One of the main differences between university research in the two countries is the laboratory culture. Research in U.S. universities is largely driven by graduate students and postdoctoral researchers who work with collaborating junior and senior faculty members. Research laboratories in Japan traditionally have a more hierarchical structure, where students, postdoctorates, and junior members have less influence on research directions. Kyushu University is interested in exploring this and other differences, which are among the reasons that the University of Illinois was chosen to lead the institute.

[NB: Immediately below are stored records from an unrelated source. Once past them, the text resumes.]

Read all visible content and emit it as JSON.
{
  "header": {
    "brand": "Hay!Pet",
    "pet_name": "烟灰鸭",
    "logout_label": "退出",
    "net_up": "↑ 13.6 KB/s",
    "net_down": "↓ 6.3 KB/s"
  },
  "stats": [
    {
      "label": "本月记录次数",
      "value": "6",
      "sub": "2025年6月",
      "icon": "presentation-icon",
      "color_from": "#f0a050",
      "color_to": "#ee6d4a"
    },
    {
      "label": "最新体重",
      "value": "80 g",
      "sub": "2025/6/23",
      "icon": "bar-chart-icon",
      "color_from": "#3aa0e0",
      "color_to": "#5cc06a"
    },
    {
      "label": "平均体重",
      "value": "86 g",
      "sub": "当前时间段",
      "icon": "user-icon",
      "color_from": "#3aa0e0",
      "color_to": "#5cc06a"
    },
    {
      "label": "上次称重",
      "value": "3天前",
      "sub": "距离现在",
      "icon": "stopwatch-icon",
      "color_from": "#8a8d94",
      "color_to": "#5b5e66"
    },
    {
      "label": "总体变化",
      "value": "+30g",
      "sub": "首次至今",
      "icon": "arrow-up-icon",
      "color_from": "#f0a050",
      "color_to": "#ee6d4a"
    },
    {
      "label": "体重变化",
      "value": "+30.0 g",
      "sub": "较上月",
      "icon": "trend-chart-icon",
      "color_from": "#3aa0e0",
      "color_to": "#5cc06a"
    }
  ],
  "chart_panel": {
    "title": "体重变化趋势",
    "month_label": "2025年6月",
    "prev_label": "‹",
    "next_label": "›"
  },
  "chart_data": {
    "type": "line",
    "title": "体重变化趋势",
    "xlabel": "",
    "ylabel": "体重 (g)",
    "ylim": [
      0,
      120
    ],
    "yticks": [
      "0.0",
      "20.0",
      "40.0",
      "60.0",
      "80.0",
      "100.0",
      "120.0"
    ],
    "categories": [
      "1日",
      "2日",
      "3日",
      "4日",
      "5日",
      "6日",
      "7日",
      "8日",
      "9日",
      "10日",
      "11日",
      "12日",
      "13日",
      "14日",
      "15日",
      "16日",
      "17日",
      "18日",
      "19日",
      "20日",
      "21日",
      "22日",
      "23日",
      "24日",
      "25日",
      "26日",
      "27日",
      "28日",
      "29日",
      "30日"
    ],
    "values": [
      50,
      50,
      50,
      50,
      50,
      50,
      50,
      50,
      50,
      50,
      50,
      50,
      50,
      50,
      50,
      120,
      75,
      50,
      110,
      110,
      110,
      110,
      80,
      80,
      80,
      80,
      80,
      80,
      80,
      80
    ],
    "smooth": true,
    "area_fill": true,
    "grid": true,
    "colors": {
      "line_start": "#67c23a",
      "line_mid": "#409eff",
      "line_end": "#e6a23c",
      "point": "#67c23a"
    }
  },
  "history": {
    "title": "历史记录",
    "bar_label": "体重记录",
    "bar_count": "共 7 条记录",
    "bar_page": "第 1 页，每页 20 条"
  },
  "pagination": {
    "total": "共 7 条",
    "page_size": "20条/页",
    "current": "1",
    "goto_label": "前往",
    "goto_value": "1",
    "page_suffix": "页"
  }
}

Within I2CNER, research groups are categorized by theme: hydrogen production, hydrogen structural materials, fuel cells, thermophysical properties, hydrogen storage materials, materials transformations, CO2 separation and concentration, and CO2 sequestration and storage. These priorities are closely aligned with the U.S. Department of Energy’s Hydrogen and Fuel Cell Technology Program, which funded much of Sofronis’s prior research. In addition, these areas of focus reflect those highlighted as potential areas of collaboration between the United States and Japan in a November 2009 meeting between United States President Barack Obama and then Japanese Prime Minister Hatoyama Yukio.
The Institute will eventually involve more than 200 researchers and staff, with more than 25 principle investigators divided among the eight research themes. The researchers span multiple disciplines, including physics, chemistry, materials science and engineering, geosciences, and ocean science.

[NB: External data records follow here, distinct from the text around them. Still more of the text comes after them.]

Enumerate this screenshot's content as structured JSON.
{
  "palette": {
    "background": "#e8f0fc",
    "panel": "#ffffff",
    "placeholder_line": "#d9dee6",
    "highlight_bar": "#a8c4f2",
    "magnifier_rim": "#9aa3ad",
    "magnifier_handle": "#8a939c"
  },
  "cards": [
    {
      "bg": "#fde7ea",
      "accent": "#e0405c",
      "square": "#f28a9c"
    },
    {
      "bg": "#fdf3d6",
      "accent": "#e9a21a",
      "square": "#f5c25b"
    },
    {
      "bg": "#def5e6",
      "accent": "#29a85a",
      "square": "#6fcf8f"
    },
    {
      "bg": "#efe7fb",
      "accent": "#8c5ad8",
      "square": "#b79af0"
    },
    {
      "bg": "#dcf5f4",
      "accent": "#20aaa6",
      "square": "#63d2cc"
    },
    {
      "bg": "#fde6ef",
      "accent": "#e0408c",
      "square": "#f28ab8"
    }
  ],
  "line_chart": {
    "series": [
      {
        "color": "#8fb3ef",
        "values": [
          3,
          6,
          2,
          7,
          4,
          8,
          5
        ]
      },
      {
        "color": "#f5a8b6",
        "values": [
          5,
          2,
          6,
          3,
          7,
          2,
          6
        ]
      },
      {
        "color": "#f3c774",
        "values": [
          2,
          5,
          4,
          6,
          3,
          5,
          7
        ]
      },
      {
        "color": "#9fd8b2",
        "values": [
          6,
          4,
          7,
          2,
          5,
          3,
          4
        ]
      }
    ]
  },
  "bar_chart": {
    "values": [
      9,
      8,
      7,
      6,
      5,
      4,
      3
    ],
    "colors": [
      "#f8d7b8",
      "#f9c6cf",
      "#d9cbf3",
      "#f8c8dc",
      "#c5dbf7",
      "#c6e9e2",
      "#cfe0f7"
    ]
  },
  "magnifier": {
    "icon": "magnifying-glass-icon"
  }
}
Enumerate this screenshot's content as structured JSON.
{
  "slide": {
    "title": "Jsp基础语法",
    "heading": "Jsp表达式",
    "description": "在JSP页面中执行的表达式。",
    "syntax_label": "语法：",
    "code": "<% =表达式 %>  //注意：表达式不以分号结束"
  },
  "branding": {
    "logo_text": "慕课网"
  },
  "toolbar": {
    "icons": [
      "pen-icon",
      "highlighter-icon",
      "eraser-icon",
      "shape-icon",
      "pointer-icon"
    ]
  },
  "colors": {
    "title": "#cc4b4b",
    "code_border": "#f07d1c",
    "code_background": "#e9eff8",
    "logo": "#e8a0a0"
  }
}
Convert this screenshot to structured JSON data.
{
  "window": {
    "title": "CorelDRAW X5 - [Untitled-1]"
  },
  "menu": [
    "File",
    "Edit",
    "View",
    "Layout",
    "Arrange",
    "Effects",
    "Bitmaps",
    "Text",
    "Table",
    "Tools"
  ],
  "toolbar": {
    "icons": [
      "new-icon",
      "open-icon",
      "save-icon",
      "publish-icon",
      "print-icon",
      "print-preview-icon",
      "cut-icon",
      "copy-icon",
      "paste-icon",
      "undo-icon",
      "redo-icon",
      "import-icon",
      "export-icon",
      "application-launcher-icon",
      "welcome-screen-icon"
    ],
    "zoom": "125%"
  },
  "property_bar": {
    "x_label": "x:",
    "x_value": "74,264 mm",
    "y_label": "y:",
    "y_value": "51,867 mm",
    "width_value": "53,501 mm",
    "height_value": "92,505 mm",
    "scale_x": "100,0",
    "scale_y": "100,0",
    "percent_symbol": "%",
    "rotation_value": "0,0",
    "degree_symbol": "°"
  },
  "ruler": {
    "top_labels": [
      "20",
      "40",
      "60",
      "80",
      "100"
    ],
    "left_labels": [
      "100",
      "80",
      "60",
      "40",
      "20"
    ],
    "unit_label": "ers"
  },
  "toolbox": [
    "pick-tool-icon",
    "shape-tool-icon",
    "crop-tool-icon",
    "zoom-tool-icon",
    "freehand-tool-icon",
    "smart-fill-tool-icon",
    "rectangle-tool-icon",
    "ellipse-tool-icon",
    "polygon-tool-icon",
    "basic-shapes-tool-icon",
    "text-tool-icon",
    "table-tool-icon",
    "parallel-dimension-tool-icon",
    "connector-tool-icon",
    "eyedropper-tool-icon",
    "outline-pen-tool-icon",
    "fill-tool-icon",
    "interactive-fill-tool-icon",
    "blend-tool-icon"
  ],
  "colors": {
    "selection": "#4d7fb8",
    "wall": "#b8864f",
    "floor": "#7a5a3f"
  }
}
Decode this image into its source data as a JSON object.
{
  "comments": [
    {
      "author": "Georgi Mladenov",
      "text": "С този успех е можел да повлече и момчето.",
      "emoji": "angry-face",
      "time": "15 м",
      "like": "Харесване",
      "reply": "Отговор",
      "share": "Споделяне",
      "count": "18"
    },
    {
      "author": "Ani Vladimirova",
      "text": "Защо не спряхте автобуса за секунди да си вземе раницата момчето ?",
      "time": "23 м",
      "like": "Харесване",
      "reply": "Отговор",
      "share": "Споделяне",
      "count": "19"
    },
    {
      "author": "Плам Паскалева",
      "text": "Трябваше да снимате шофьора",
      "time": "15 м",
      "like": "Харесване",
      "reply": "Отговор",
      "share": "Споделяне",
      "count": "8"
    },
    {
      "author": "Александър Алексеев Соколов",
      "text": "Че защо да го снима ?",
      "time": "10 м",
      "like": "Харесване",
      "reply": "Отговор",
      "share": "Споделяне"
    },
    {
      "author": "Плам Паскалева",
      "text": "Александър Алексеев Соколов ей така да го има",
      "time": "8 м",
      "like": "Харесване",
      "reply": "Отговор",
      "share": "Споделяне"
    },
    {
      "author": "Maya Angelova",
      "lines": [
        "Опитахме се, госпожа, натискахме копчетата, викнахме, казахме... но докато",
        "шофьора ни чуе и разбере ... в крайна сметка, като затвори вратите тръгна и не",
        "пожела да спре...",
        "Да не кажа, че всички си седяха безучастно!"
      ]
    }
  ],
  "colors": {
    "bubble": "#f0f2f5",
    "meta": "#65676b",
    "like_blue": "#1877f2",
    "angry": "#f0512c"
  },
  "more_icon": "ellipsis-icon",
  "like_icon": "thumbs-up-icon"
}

Several other institutions are collaborating on the project, including the University of Tokyo and the National Institute of Advanced Industrial Science and Technology in Japan, the Dalian Institute of Chemical Physics and Tsinghua University in China, Imperial College London in the United Kingdom, the Swiss Federal Institute of Technology, and the University of California–Berkeley, Massachusetts Institute of Technology, and Sandia National Laboratories in the United States.

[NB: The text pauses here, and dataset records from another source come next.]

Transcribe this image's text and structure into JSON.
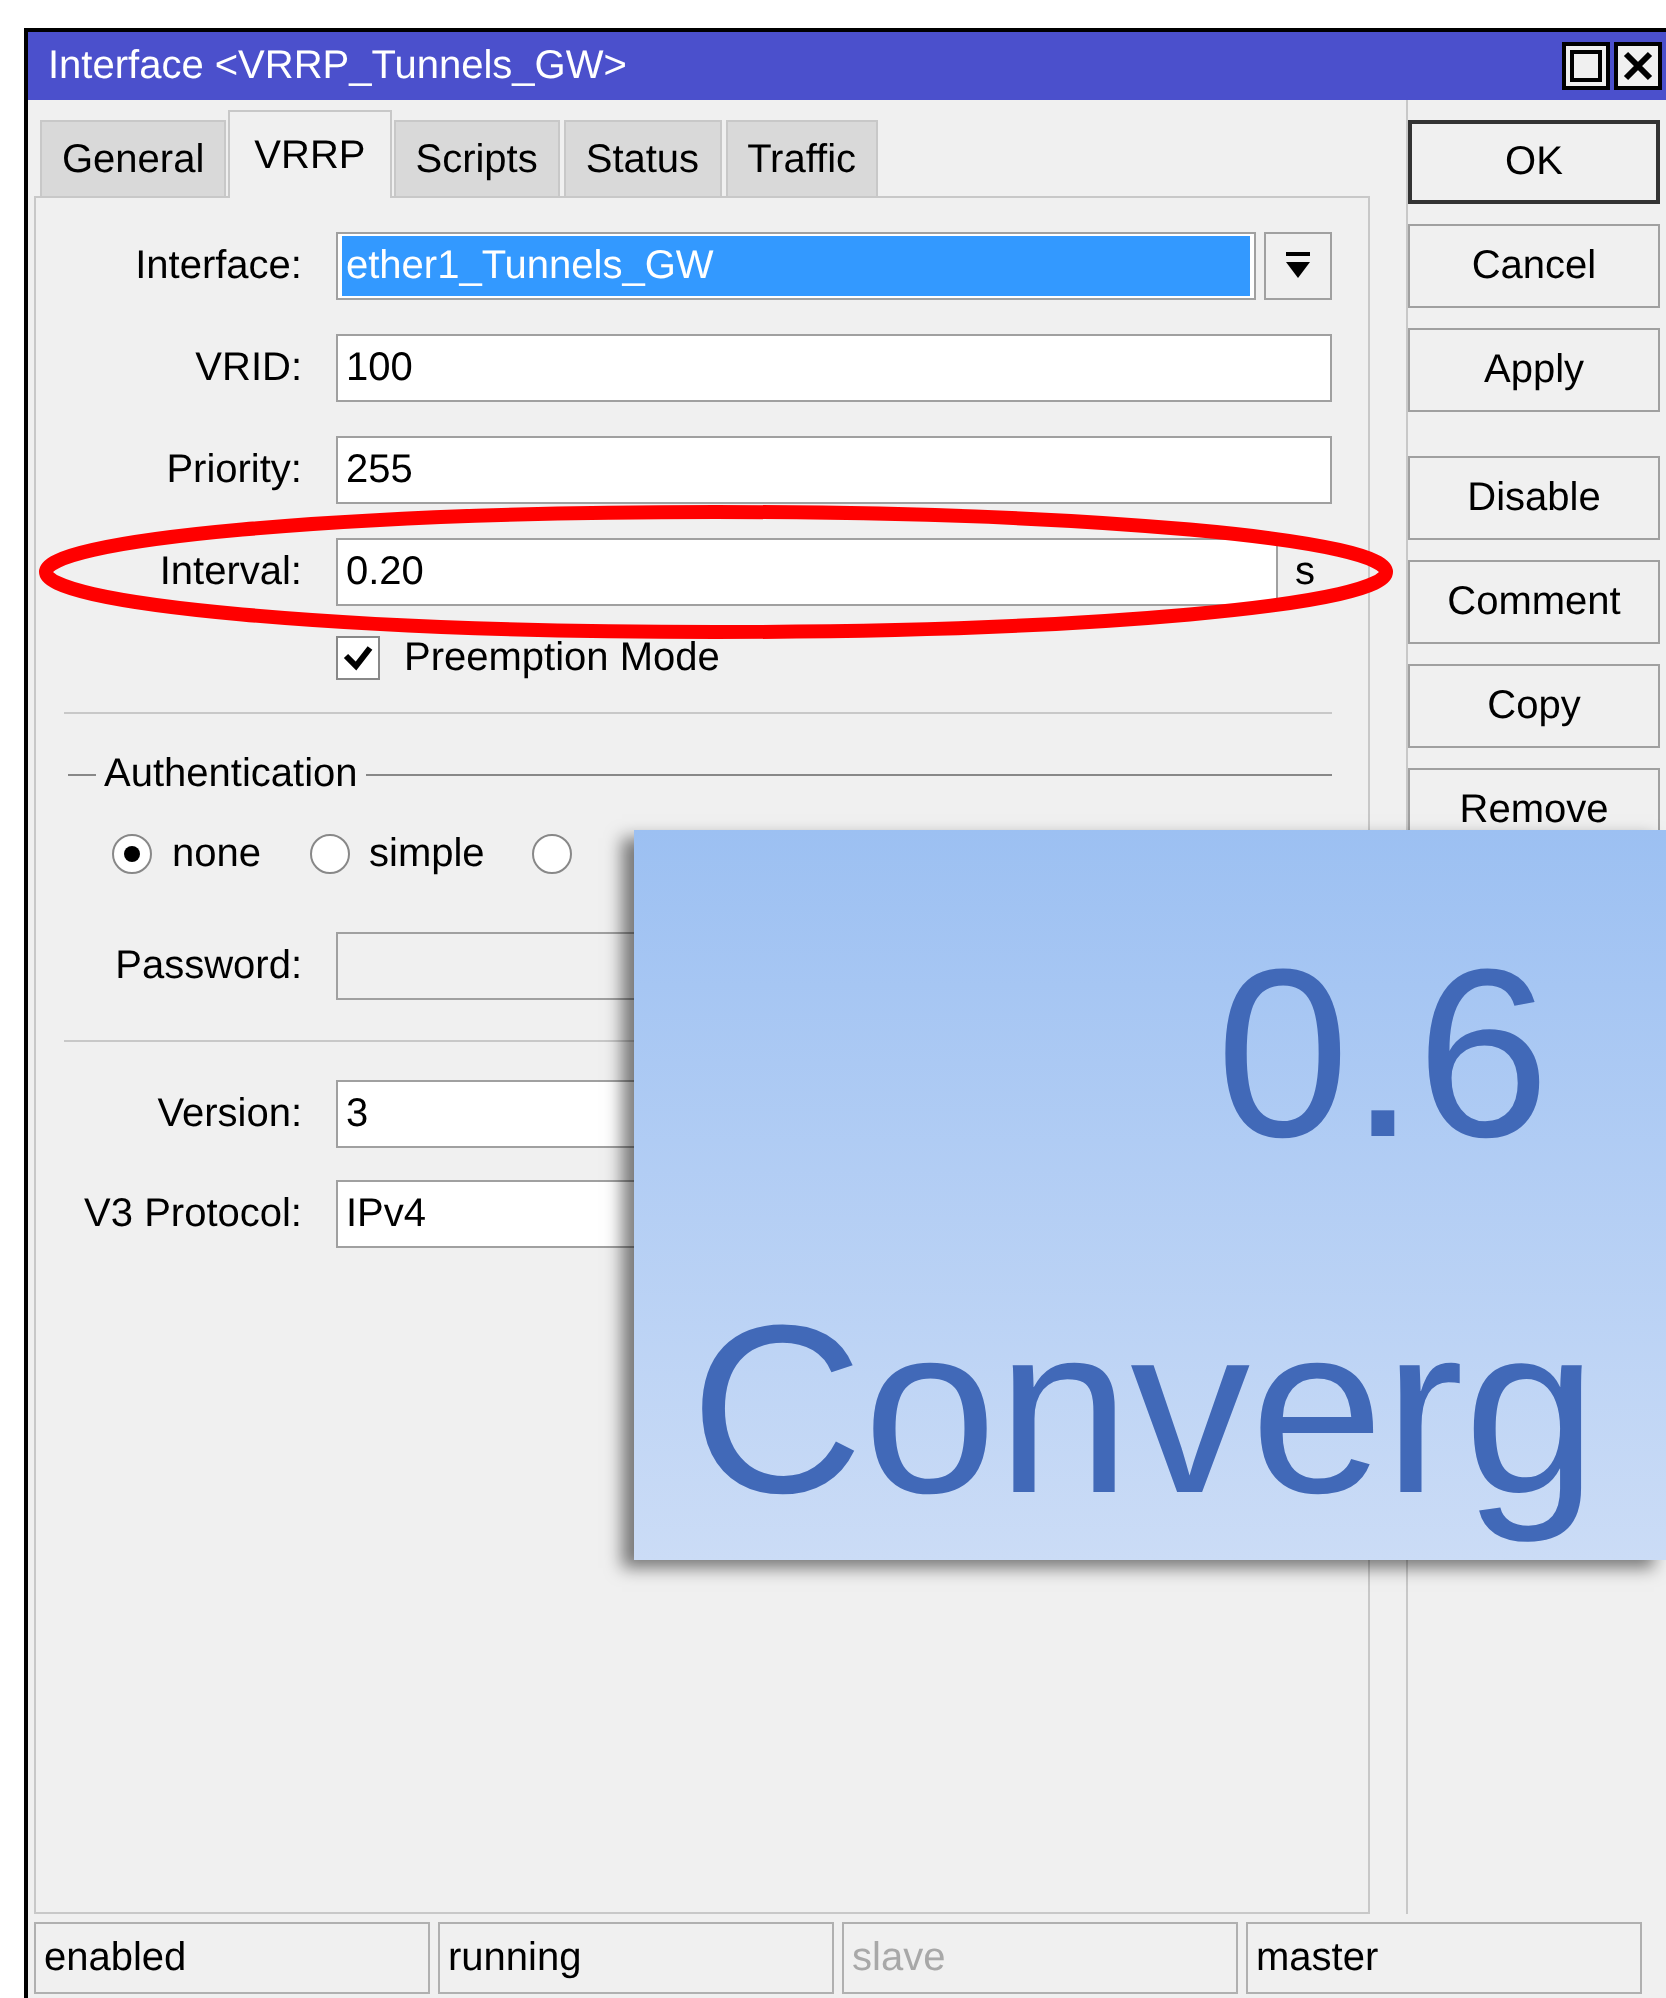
{
  "window": {
    "title": "Interface <VRRP_Tunnels_GW>"
  },
  "tabs": [
    {
      "label": "General",
      "selected": false
    },
    {
      "label": "VRRP",
      "selected": true
    },
    {
      "label": "Scripts",
      "selected": false
    },
    {
      "label": "Status",
      "selected": false
    },
    {
      "label": "Traffic",
      "selected": false
    }
  ],
  "fields": [
    {
      "kind": "combo",
      "label": "Interface:",
      "value": "ether1_Tunnels_GW",
      "text_selected": true
    },
    {
      "kind": "text",
      "label": "VRID:",
      "value": "100"
    },
    {
      "kind": "text",
      "label": "Priority:",
      "value": "255"
    },
    {
      "kind": "text",
      "label": "Interval:",
      "value": "0.20",
      "unit": "s"
    },
    {
      "kind": "checkbox",
      "label": "Preemption Mode",
      "checked": true
    }
  ],
  "authentication": {
    "title": "Authentication",
    "options": [
      {
        "label": "none",
        "selected": true
      },
      {
        "label": "simple",
        "selected": false
      },
      {
        "selected": false
      }
    ]
  },
  "password": {
    "label": "Password:",
    "disabled": true
  },
  "version_fields": [
    {
      "label": "Version:",
      "value": "3"
    },
    {
      "label": "V3 Protocol:",
      "value": "IPv4"
    }
  ],
  "buttons": [
    {
      "label": "OK",
      "default": true
    },
    {
      "label": "Cancel",
      "default": false
    },
    {
      "label": "Apply",
      "default": false
    },
    {
      "label": "Disable",
      "default": false
    },
    {
      "label": "Comment",
      "default": false
    },
    {
      "label": "Copy",
      "default": false
    },
    {
      "label": "Remove",
      "default": false
    }
  ],
  "status_bar": [
    {
      "text": "enabled",
      "disabled": false
    },
    {
      "text": "running",
      "disabled": false
    },
    {
      "text": "slave",
      "disabled": true
    },
    {
      "text": "master",
      "disabled": false
    }
  ],
  "overlay": {
    "heading": "0.6",
    "subheading": "Converg"
  }
}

“As we all know, fundamental scientific research to understand complex and interrelated phenomena requires support characterized by longevity. It is precisely this type of an environment for the international research community that I2CNER strives to create with the generous support from the government of Japan,” said Sofronis.
The WPI program is run by the Japan Society for the Promotion of Science, a government agency that supports programs to advance science research in Japan. The program was created in 2007 to fund research, establish international research environments in Japan, reform research organizations, and create new domains of interdisciplinary research.
The other WPIs include the Advanced Institute for Materials Research (Tohoku University), the Institute for the Physics and Mathematics of the Universe (University of Tokyo), the Institute for Integrated Cell-Material Sciences (Kyoto University), Osaka University Immunology Frontier Research Center (Osaka University), and the International Center for Materials Nanoarchitectonics (National Institute for Materials Science).